The film is directed by Steven Oritt (Accidental Climber, American Native), written by David Himmelstein, produced by Justyna Pawlak, and executively produced by Mickey Shapiro – the son of Sara Góralniak and Asa Shapiro. He is involved in multiple charities and organizations dedicated to preserving the memory of the Holocaust, including Steven Spielberg’s USC Shoah Foundation. Mickey credits his family history as the inspiration for his philanthropy. My Name Is Sara depicts the real life dilemma of his mother’s intense and deadly journey of having to flee her home and family only to spend the next few years in hiding within a Ukrainian family.

They and other Ukrainian country folk could and would turn on her for their own survival against the Nazi’s at any time. She takes on the identity of Christian classmate Manya Romanchuk who, through studying together, taught her Christian prayers. The film has simple cinematography but holds the intensity of Sara’s eggshell circumstance as she is constantly faced with wonder, fear, and threats from all angles and walks of life.

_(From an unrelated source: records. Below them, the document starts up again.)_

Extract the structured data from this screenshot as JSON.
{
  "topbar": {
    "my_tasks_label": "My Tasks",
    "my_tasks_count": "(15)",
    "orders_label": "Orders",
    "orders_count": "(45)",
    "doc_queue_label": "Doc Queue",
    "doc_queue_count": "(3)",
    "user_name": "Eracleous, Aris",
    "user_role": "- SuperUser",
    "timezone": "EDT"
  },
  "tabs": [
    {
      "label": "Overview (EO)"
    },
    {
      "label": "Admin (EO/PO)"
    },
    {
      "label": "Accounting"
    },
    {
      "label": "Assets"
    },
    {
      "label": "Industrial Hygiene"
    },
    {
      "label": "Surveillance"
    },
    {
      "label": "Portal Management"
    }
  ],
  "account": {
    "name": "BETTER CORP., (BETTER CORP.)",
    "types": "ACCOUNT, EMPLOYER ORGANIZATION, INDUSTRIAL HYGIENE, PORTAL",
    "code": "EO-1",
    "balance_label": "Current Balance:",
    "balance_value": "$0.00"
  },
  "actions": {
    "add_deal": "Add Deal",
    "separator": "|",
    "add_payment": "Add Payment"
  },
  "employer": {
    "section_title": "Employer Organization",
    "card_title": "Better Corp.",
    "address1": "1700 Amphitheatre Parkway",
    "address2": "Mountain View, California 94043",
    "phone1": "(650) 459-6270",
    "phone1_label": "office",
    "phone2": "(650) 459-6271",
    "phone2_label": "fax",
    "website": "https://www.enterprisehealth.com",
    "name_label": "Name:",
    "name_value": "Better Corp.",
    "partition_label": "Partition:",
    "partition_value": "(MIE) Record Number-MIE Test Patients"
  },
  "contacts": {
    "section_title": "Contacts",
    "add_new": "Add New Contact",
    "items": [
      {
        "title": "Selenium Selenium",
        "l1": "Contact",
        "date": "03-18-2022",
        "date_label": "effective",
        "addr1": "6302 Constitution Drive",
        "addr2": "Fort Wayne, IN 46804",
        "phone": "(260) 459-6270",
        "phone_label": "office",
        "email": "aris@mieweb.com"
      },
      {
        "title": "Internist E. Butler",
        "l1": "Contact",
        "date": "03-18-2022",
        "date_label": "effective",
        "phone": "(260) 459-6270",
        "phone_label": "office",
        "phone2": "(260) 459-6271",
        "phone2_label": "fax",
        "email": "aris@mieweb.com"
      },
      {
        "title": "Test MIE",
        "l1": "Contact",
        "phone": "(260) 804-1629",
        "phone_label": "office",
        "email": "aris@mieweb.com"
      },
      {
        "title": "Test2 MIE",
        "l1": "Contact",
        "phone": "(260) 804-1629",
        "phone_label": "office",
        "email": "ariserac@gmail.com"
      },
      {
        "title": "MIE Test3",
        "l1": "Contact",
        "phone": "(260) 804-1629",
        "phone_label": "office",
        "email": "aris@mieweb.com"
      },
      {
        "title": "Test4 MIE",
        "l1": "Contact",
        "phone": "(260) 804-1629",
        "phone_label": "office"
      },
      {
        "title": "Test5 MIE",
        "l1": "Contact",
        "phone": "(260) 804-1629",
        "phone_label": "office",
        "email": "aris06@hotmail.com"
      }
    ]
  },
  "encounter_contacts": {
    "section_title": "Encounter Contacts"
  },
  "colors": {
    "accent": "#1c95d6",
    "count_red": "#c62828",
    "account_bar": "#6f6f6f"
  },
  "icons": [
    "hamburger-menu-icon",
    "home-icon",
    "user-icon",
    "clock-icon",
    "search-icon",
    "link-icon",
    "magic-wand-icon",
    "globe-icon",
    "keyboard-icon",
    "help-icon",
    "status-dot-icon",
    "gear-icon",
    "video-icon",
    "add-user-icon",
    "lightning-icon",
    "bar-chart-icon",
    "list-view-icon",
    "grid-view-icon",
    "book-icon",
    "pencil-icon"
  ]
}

My Name is Sara gives more historically valuable insight into one of the most devastating eras and wars that have plagued our planet since the birth of human conflict. Not only that, the film is coming out in the further devastating midst of Russians currently occupying Ukraine; essentially following in the footsteps of the bullshit Nazi regime. The acting and writing of the film was well put together but I didn’t understand the use of the English language. It was out of place for the primarily spoken languages of Hebrew, Ukrainian, and Russian for that location of Eastern Europe at the time.

For the two years that Sara was hiding within this family, the film centers more on the tempestuous web that Pavlo, Nadya, and Sara were caught in. Highlighting the flaws and secrets that we all carry but is emboldened when faced with war and almost guaranteed death. The film presents a much softer tone of WWII. However, it is riddled with sickening reminders of a time utterly macabre. Nonetheless, it’s still worth seeing.

My Name Is Sara opens in NY theaters July and releases nationwide, July 22nd.